No pasaron más de tres días de esa
conversación cuando, estando yo en mi oficina, vino a verme el jefe para decirme
que por ser yo un muy buen empleado, recibiría en recompensa el televisor más
grande y último modelo que había lanzado la empresa al mercado. Esa noticia me
hizo muy feliz. Aún siendo un estúpido, era el mejor trabajador de la empresa,
y me recompensaban regalándome el mejor televisor. Me sentía con más suerte que
nunca, capaz de cualquier cosa.
Tenía muchas ganas de celebrar. El
jefe me dijo que podía irme antes, que me tomara el día libre, en recompensa
también por eso de ser el mejor trabajador. Así que me fui antes, cargando en
mis brazos mi nuevo televisor, que era considerablemente más grande que el que
tenía en casa.
Caminé por la ciudad con mi
televisor en los brazos. Me costó un poco subir mi empinado cerro con ese
aparato a cuestas, pero con un poco de esfuerzo lo logré y llegué hasta mi
querida cueva. Quería contarle cuanto antes la noticia a Marcos y que
celebráramos juntos.
Iba a poner la llave en la cerradura
de la puerta cuando esta se abrió. La había abierto Marcos, por dentro, y ahora
estaba ante mí, con mi televisor en sus brazos. Me miró con temor. Yo lo miré
sin entender que pasaba.
Marcos comenzó a retroceder. No se
fijó que había detrás de él un maletín con herramientas.
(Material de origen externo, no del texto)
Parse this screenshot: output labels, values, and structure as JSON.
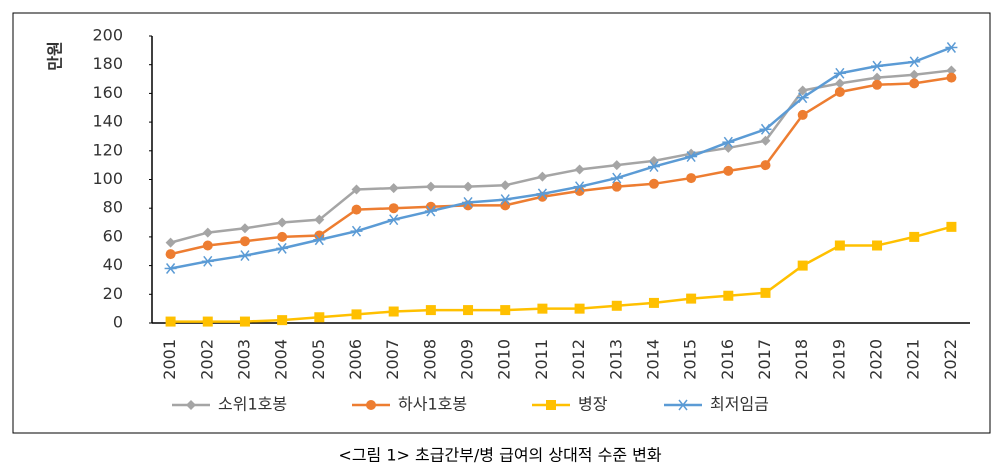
{
  "chart_data": {
    "type": "line",
    "y_label": "만원",
    "caption": "<그림 1> 초급간부/병 급여의 상대적 수준 변화",
    "categories": [
      "2001",
      "2002",
      "2003",
      "2004",
      "2005",
      "2006",
      "2007",
      "2008",
      "2009",
      "2010",
      "2011",
      "2012",
      "2013",
      "2014",
      "2015",
      "2016",
      "2017",
      "2018",
      "2019",
      "2020",
      "2021",
      "2022"
    ],
    "series": [
      {
        "name": "소위1호봉",
        "color": "#a5a5a5",
        "marker": "diamond",
        "values": [
          56,
          63,
          66,
          70,
          72,
          93,
          94,
          95,
          95,
          96,
          102,
          107,
          110,
          113,
          118,
          122,
          127,
          162,
          167,
          171,
          173,
          176
        ]
      },
      {
        "name": "하사1호봉",
        "color": "#ed7d31",
        "marker": "circle",
        "values": [
          48,
          54,
          57,
          60,
          61,
          79,
          80,
          81,
          82,
          82,
          88,
          92,
          95,
          97,
          101,
          106,
          110,
          145,
          161,
          166,
          167,
          171
        ]
      },
      {
        "name": "병장",
        "color": "#ffc000",
        "marker": "square",
        "values": [
          1,
          1,
          1,
          2,
          4,
          6,
          8,
          9,
          9,
          9,
          10,
          10,
          12,
          14,
          17,
          19,
          21,
          40,
          54,
          54,
          60,
          67
        ]
      },
      {
        "name": "최저임금",
        "color": "#5b9bd5",
        "marker": "star",
        "values": [
          38,
          43,
          47,
          52,
          58,
          64,
          72,
          78,
          84,
          86,
          90,
          95,
          101,
          109,
          116,
          126,
          135,
          157,
          174,
          179,
          182,
          192
        ]
      }
    ],
    "ylim": [
      0,
      200
    ],
    "yticks": [
      0,
      20,
      40,
      60,
      80,
      100,
      120,
      140,
      160,
      180,
      200
    ],
    "grid": false,
    "legend": "bottom"
  }
}
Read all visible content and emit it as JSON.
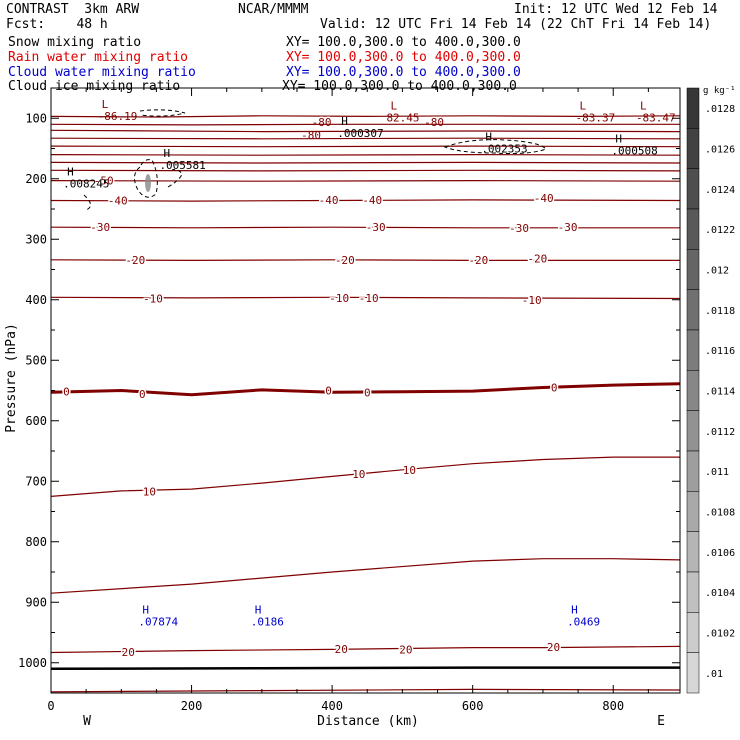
{
  "header": {
    "model": "CONTRAST  3km ARW",
    "center": "NCAR/MMMM",
    "init": "Init: 12 UTC Wed 12 Feb 14",
    "fcst": "Fcst:    48 h",
    "valid": "Valid: 12 UTC Fri 14 Feb 14 (22 ChT Fri 14 Feb 14)",
    "fields": [
      {
        "name": "Snow mixing ratio",
        "xy": "XY= 100.0,300.0 to 400.0,300.0",
        "color": "#000000"
      },
      {
        "name": "Rain water mixing ratio",
        "xy": "XY= 100.0,300.0 to 400.0,300.0",
        "color": "#e00000"
      },
      {
        "name": "Cloud water mixing ratio",
        "xy": "XY= 100.0,300.0 to 400.0,300.0",
        "color": "#0000cc"
      },
      {
        "name": "Cloud ice mixing ratio",
        "xy": "XY= 100.0,300.0 to 400.0,300.0",
        "color": "#000000"
      }
    ]
  },
  "chart_data": {
    "type": "contour",
    "xlabel": "Distance (km)",
    "ylabel": "Pressure (hPa)",
    "xlim": [
      0,
      895
    ],
    "ylim": [
      1050,
      50
    ],
    "x_ticks": [
      0,
      200,
      400,
      600,
      800
    ],
    "y_ticks": [
      100,
      200,
      300,
      400,
      500,
      600,
      700,
      800,
      900,
      1000
    ],
    "x_end_labels": {
      "left": "W",
      "right": "E"
    },
    "colorbar": {
      "unit": "g kg⁻¹",
      "ticks": [
        ".0128",
        ".0126",
        ".0124",
        ".0122",
        ".012",
        ".0118",
        ".0116",
        ".0114",
        ".0112",
        ".011",
        ".0108",
        ".0106",
        ".0104",
        ".0102",
        ".01"
      ]
    },
    "temperature_contours_color": "#800000",
    "temperature_contours": [
      {
        "label": "-80",
        "points": [
          [
            0,
            97
          ],
          [
            150,
            98
          ],
          [
            300,
            96
          ],
          [
            450,
            97
          ],
          [
            600,
            96
          ],
          [
            750,
            97
          ],
          [
            895,
            96
          ]
        ],
        "labels_at": [
          [
            385,
            106
          ],
          [
            545,
            106
          ]
        ]
      },
      {
        "label": "-80",
        "points": [
          [
            0,
            110
          ],
          [
            200,
            111
          ],
          [
            400,
            110
          ],
          [
            600,
            110
          ],
          [
            895,
            110
          ]
        ],
        "labels_at": [
          [
            370,
            128
          ]
        ]
      },
      {
        "label": "",
        "points": [
          [
            0,
            120
          ],
          [
            300,
            122
          ],
          [
            600,
            121
          ],
          [
            895,
            122
          ]
        ],
        "labels_at": []
      },
      {
        "label": "",
        "points": [
          [
            0,
            133
          ],
          [
            300,
            134
          ],
          [
            600,
            133
          ],
          [
            895,
            134
          ]
        ],
        "labels_at": []
      },
      {
        "label": "",
        "points": [
          [
            0,
            146
          ],
          [
            300,
            147
          ],
          [
            600,
            146
          ],
          [
            895,
            147
          ]
        ],
        "labels_at": []
      },
      {
        "label": "",
        "points": [
          [
            0,
            160
          ],
          [
            300,
            161
          ],
          [
            600,
            160
          ],
          [
            895,
            161
          ]
        ],
        "labels_at": []
      },
      {
        "label": "",
        "points": [
          [
            0,
            173
          ],
          [
            300,
            174
          ],
          [
            600,
            173
          ],
          [
            895,
            174
          ]
        ],
        "labels_at": []
      },
      {
        "label": "",
        "points": [
          [
            0,
            186
          ],
          [
            300,
            187
          ],
          [
            600,
            186
          ],
          [
            895,
            187
          ]
        ],
        "labels_at": []
      },
      {
        "label": "-50",
        "points": [
          [
            0,
            203
          ],
          [
            300,
            204
          ],
          [
            600,
            203
          ],
          [
            895,
            204
          ]
        ],
        "labels_at": [
          [
            75,
            203
          ]
        ]
      },
      {
        "label": "-40",
        "points": [
          [
            0,
            236
          ],
          [
            200,
            237
          ],
          [
            400,
            236
          ],
          [
            600,
            235
          ],
          [
            895,
            236
          ]
        ],
        "labels_at": [
          [
            95,
            236
          ],
          [
            395,
            235
          ],
          [
            457,
            235
          ],
          [
            701,
            232
          ]
        ]
      },
      {
        "label": "-30",
        "points": [
          [
            0,
            280
          ],
          [
            200,
            281
          ],
          [
            400,
            280
          ],
          [
            600,
            281
          ],
          [
            895,
            281
          ]
        ],
        "labels_at": [
          [
            70,
            280
          ],
          [
            462,
            280
          ],
          [
            666,
            281
          ],
          [
            735,
            280
          ]
        ]
      },
      {
        "label": "-20",
        "points": [
          [
            0,
            334
          ],
          [
            200,
            335
          ],
          [
            400,
            334
          ],
          [
            600,
            335
          ],
          [
            895,
            335
          ]
        ],
        "labels_at": [
          [
            120,
            334
          ],
          [
            418,
            334
          ],
          [
            608,
            334
          ],
          [
            692,
            332
          ]
        ]
      },
      {
        "label": "-10",
        "points": [
          [
            0,
            396
          ],
          [
            200,
            397
          ],
          [
            400,
            396
          ],
          [
            600,
            397
          ],
          [
            895,
            398
          ]
        ],
        "labels_at": [
          [
            145,
            398
          ],
          [
            410,
            397
          ],
          [
            452,
            397
          ],
          [
            684,
            400
          ]
        ]
      },
      {
        "label": "0",
        "bold": true,
        "points": [
          [
            0,
            553
          ],
          [
            100,
            550
          ],
          [
            200,
            557
          ],
          [
            300,
            549
          ],
          [
            400,
            553
          ],
          [
            500,
            552
          ],
          [
            600,
            551
          ],
          [
            700,
            545
          ],
          [
            800,
            541
          ],
          [
            895,
            539
          ]
        ],
        "labels_at": [
          [
            22,
            552
          ],
          [
            130,
            556
          ],
          [
            395,
            550
          ],
          [
            450,
            553
          ],
          [
            716,
            545
          ]
        ]
      },
      {
        "label": "10",
        "points": [
          [
            0,
            725
          ],
          [
            100,
            716
          ],
          [
            200,
            713
          ],
          [
            300,
            703
          ],
          [
            400,
            692
          ],
          [
            500,
            681
          ],
          [
            600,
            671
          ],
          [
            700,
            664
          ],
          [
            800,
            660
          ],
          [
            895,
            660
          ]
        ],
        "labels_at": [
          [
            140,
            717
          ],
          [
            438,
            688
          ],
          [
            510,
            681
          ]
        ]
      },
      {
        "label": "",
        "points": [
          [
            0,
            885
          ],
          [
            200,
            870
          ],
          [
            400,
            850
          ],
          [
            600,
            832
          ],
          [
            700,
            828
          ],
          [
            800,
            828
          ],
          [
            895,
            830
          ]
        ],
        "labels_at": []
      },
      {
        "label": "20",
        "points": [
          [
            0,
            983
          ],
          [
            200,
            980
          ],
          [
            400,
            978
          ],
          [
            600,
            975
          ],
          [
            700,
            975
          ],
          [
            895,
            973
          ]
        ],
        "labels_at": [
          [
            110,
            982
          ],
          [
            413,
            977
          ],
          [
            505,
            978
          ],
          [
            715,
            974
          ]
        ]
      },
      {
        "label": "",
        "points": [
          [
            0,
            1048
          ],
          [
            300,
            1046
          ],
          [
            600,
            1044
          ],
          [
            895,
            1045
          ]
        ],
        "labels_at": []
      }
    ],
    "surface_line": {
      "color": "#000000",
      "points": [
        [
          0,
          1010
        ],
        [
          300,
          1009
        ],
        [
          600,
          1008
        ],
        [
          895,
          1008
        ]
      ]
    },
    "min_max_labels": [
      {
        "mark": "L",
        "value": "-86.19",
        "x": 72,
        "p": 96,
        "color": "#800000"
      },
      {
        "mark": "H",
        "value": ".000307",
        "x": 413,
        "p": 124,
        "color": "#000000"
      },
      {
        "mark": "L",
        "value": "82.45",
        "x": 483,
        "p": 99,
        "color": "#800000"
      },
      {
        "mark": "H",
        "value": ".002353",
        "x": 618,
        "p": 150,
        "color": "#000000"
      },
      {
        "mark": "L",
        "value": "-83.37",
        "x": 752,
        "p": 99,
        "color": "#800000"
      },
      {
        "mark": "L",
        "value": "-83.47",
        "x": 838,
        "p": 99,
        "color": "#800000"
      },
      {
        "mark": "H",
        "value": ".000508",
        "x": 803,
        "p": 153,
        "color": "#000000"
      },
      {
        "mark": "H",
        "value": ".005581",
        "x": 160,
        "p": 177,
        "color": "#000000"
      },
      {
        "mark": "H",
        "value": ".008245",
        "x": 23,
        "p": 208,
        "color": "#000000"
      },
      {
        "mark": "H",
        "value": ".07874",
        "x": 130,
        "p": 932,
        "color": "#0000cc"
      },
      {
        "mark": "H",
        "value": ".0186",
        "x": 290,
        "p": 932,
        "color": "#0000cc"
      },
      {
        "mark": "H",
        "value": ".0469",
        "x": 740,
        "p": 932,
        "color": "#0000cc"
      }
    ]
  }
}
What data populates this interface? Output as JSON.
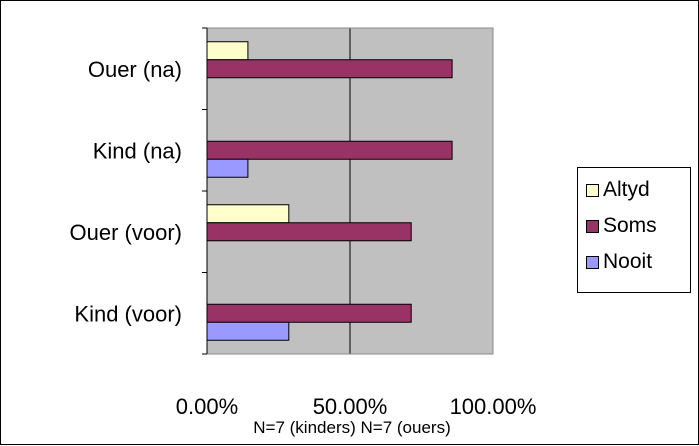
{
  "chart_data": {
    "type": "bar",
    "orientation": "horizontal",
    "categories": [
      "Kind (voor)",
      "Ouer (voor)",
      "Kind (na)",
      "Ouer (na)"
    ],
    "series": [
      {
        "name": "Altyd",
        "color": "#ffffcc",
        "values": [
          0,
          28.6,
          0,
          14.3
        ]
      },
      {
        "name": "Soms",
        "color": "#993366",
        "values": [
          71.4,
          71.4,
          85.7,
          85.7
        ]
      },
      {
        "name": "Nooit",
        "color": "#9999ff",
        "values": [
          28.6,
          0,
          14.3,
          0
        ]
      }
    ],
    "xlim": [
      0,
      100
    ],
    "xticks": [
      "0.00%",
      "50.00%",
      "100.00%"
    ],
    "xtick_values": [
      0,
      50,
      100
    ],
    "note": "N=7 (kinders) N=7 (ouers)",
    "plot_background": "#c0c0c0",
    "grid": true,
    "legend_position": "right"
  }
}
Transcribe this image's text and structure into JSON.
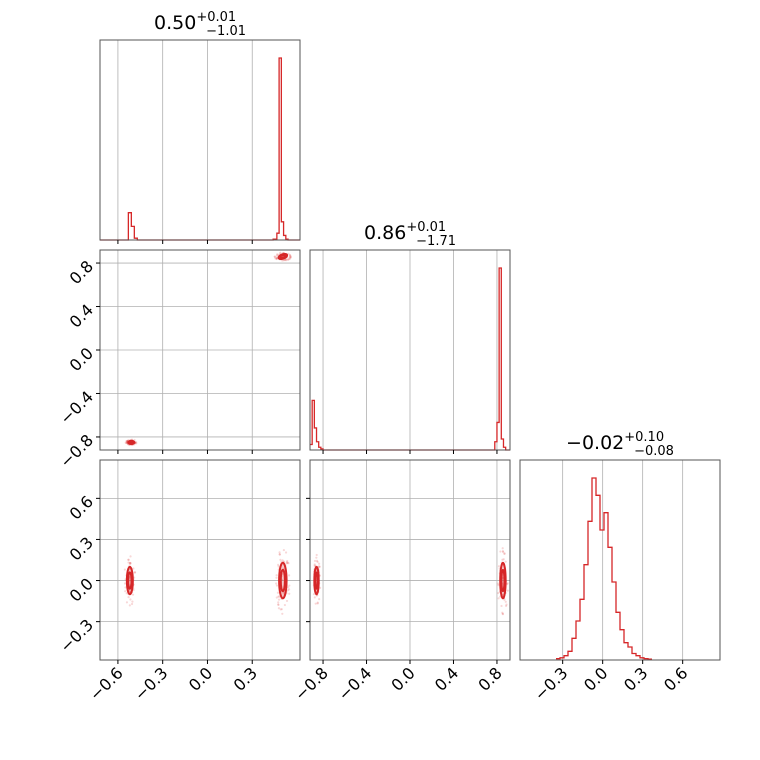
{
  "chart_data": {
    "type": "corner",
    "color": "#d62728",
    "titles": [
      {
        "param": 0,
        "value": "0.50",
        "plus": "+0.01",
        "minus": "−1.01"
      },
      {
        "param": 1,
        "value": "0.86",
        "plus": "+0.01",
        "minus": "−1.71"
      },
      {
        "param": 2,
        "value": "−0.02",
        "plus": "+0.10",
        "minus": "−0.08"
      }
    ],
    "params": [
      {
        "range": [
          -0.72,
          0.62
        ],
        "ticks": [
          -0.6,
          -0.3,
          0.0,
          0.3
        ],
        "tick_labels": [
          "−0.6",
          "−0.3",
          "0.0",
          "0.3"
        ]
      },
      {
        "range": [
          -0.92,
          0.92
        ],
        "ticks": [
          -0.8,
          -0.4,
          0.0,
          0.4,
          0.8
        ],
        "tick_labels": [
          "−0.8",
          "−0.4",
          "0.0",
          "0.4",
          "0.8"
        ]
      },
      {
        "range": [
          -0.62,
          0.88
        ],
        "ticks": [
          -0.3,
          0.0,
          0.3,
          0.6
        ],
        "tick_labels": [
          "−0.3",
          "0.0",
          "0.3",
          "0.6"
        ]
      }
    ],
    "lower_y_ticks": {
      "p1": {
        "ticks": [
          -0.8,
          -0.4,
          0.0,
          0.4,
          0.8
        ],
        "tick_labels": [
          "−0.8",
          "−0.4",
          "0.0",
          "0.4",
          "0.8"
        ],
        "range": [
          -0.92,
          0.92
        ]
      },
      "p2": {
        "ticks": [
          -0.3,
          0.0,
          0.3,
          0.6
        ],
        "tick_labels": [
          "−0.3",
          "0.0",
          "0.3",
          "0.6"
        ],
        "range": [
          -0.58,
          0.88
        ]
      }
    },
    "histograms": [
      {
        "param": 0,
        "edges": [
          -0.72,
          -0.68,
          -0.64,
          -0.6,
          -0.56,
          -0.53,
          -0.51,
          -0.49,
          -0.47,
          -0.44,
          -0.4,
          0.4,
          0.44,
          0.465,
          0.48,
          0.495,
          0.51,
          0.525,
          0.54,
          0.56,
          0.62
        ],
        "counts": [
          0,
          0,
          0,
          0,
          0,
          6,
          3,
          0.4,
          0,
          0,
          0,
          0,
          0.2,
          1.5,
          40,
          4,
          1,
          0.2,
          0,
          0
        ]
      },
      {
        "param": 1,
        "edges": [
          -0.92,
          -0.9,
          -0.88,
          -0.86,
          -0.84,
          -0.82,
          -0.8,
          -0.78,
          0.78,
          0.8,
          0.82,
          0.84,
          0.86,
          0.88,
          0.9,
          0.92
        ],
        "counts": [
          1,
          9,
          4,
          1.5,
          0.5,
          0.2,
          0,
          0,
          1.5,
          5,
          33,
          2,
          0.5,
          0,
          0
        ]
      },
      {
        "param": 2,
        "edges": [
          -0.35,
          -0.32,
          -0.29,
          -0.26,
          -0.23,
          -0.2,
          -0.17,
          -0.14,
          -0.11,
          -0.08,
          -0.05,
          -0.02,
          0.01,
          0.04,
          0.07,
          0.1,
          0.13,
          0.16,
          0.19,
          0.22,
          0.25,
          0.28,
          0.31,
          0.34,
          0.37
        ],
        "counts": [
          0.3,
          0.5,
          1,
          2,
          5,
          9,
          14,
          22,
          32,
          42,
          38,
          30,
          34,
          26,
          18,
          11,
          7,
          4,
          3,
          1.5,
          1,
          0.5,
          0.3,
          0.2
        ]
      }
    ],
    "pairs": [
      {
        "x": 0,
        "y": 1,
        "blobs": [
          {
            "cx": 0.505,
            "cy": 0.86,
            "rx": 0.03,
            "ry": 0.02,
            "rot": -20
          },
          {
            "cx": -0.51,
            "cy": -0.85,
            "rx": 0.02,
            "ry": 0.015,
            "rot": 0
          }
        ]
      },
      {
        "x": 0,
        "y": 2,
        "blobs": [
          {
            "cx": -0.52,
            "cy": 0.0,
            "rx": 0.02,
            "ry": 0.1,
            "rot": 0
          },
          {
            "cx": 0.505,
            "cy": 0.0,
            "rx": 0.025,
            "ry": 0.13,
            "rot": 0
          }
        ]
      },
      {
        "x": 1,
        "y": 2,
        "blobs": [
          {
            "cx": -0.86,
            "cy": 0.0,
            "rx": 0.02,
            "ry": 0.1,
            "rot": 0
          },
          {
            "cx": 0.855,
            "cy": 0.0,
            "rx": 0.025,
            "ry": 0.13,
            "rot": 0
          }
        ]
      }
    ]
  }
}
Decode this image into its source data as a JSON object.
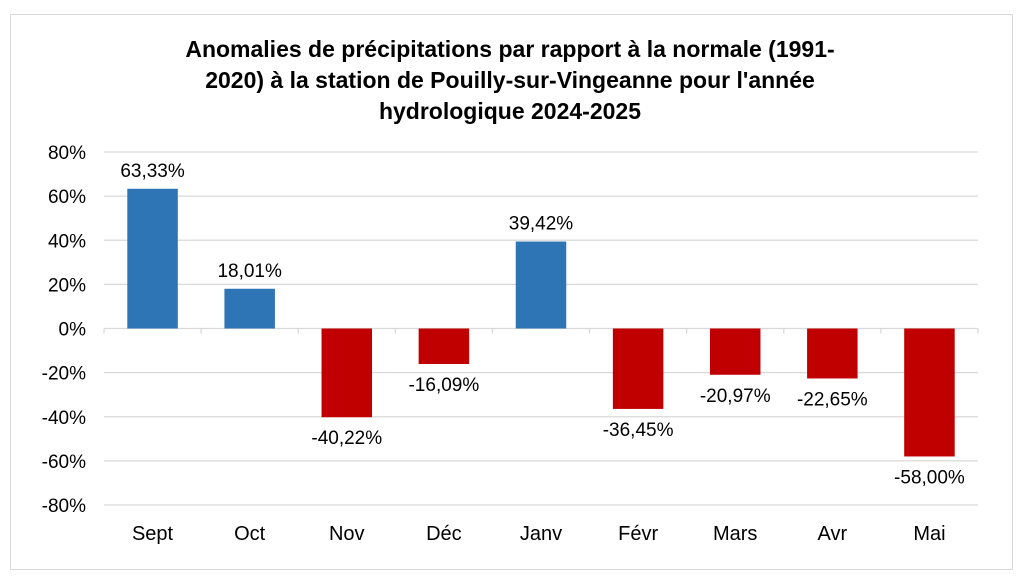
{
  "chart_data": {
    "type": "bar",
    "title_lines": [
      "Anomalies de précipitations par rapport à la normale (1991-",
      "2020) à la station de Pouilly-sur-Vingeanne pour l'année",
      "hydrologique 2024-2025"
    ],
    "categories": [
      "Sept",
      "Oct",
      "Nov",
      "Déc",
      "Janv",
      "Févr",
      "Mars",
      "Avr",
      "Mai"
    ],
    "values": [
      63.33,
      18.01,
      -40.22,
      -16.09,
      39.42,
      -36.45,
      -20.97,
      -22.65,
      -58.0
    ],
    "data_labels": [
      "63,33%",
      "18,01%",
      "-40,22%",
      "-16,09%",
      "39,42%",
      "-36,45%",
      "-20,97%",
      "-22,65%",
      "-58,00%"
    ],
    "ylim": [
      -80,
      80
    ],
    "yticks": [
      80,
      60,
      40,
      20,
      0,
      -20,
      -40,
      -60,
      -80
    ],
    "ytick_labels": [
      "80%",
      "60%",
      "40%",
      "20%",
      "0%",
      "-20%",
      "-40%",
      "-60%",
      "-80%"
    ],
    "xlabel": "",
    "ylabel": "",
    "grid": true,
    "legend": "none",
    "colors": {
      "positive": "#2e75b6",
      "negative": "#c00000",
      "grid": "#d9d9d9"
    }
  }
}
Se tropezó con él y
cayó hacia atrás, con el televisor encima aplastándolo por completo. De
inmediato fui en su auxilio, pero fue tarde. Al levantar el televisor, a penas
lo vi, supe que había muerto. Pobre Marcos, pensé, si quería el televisor, por
qué no lo había pedido. Pero bueno, ya había sucedido.
Lo enterré junto a Laura. Lloré un
poco recordándolos a ambos, luego me sequé las lágrimas y me senté en mi
sillón. Con el control remoto encendí mi nuevo televisor.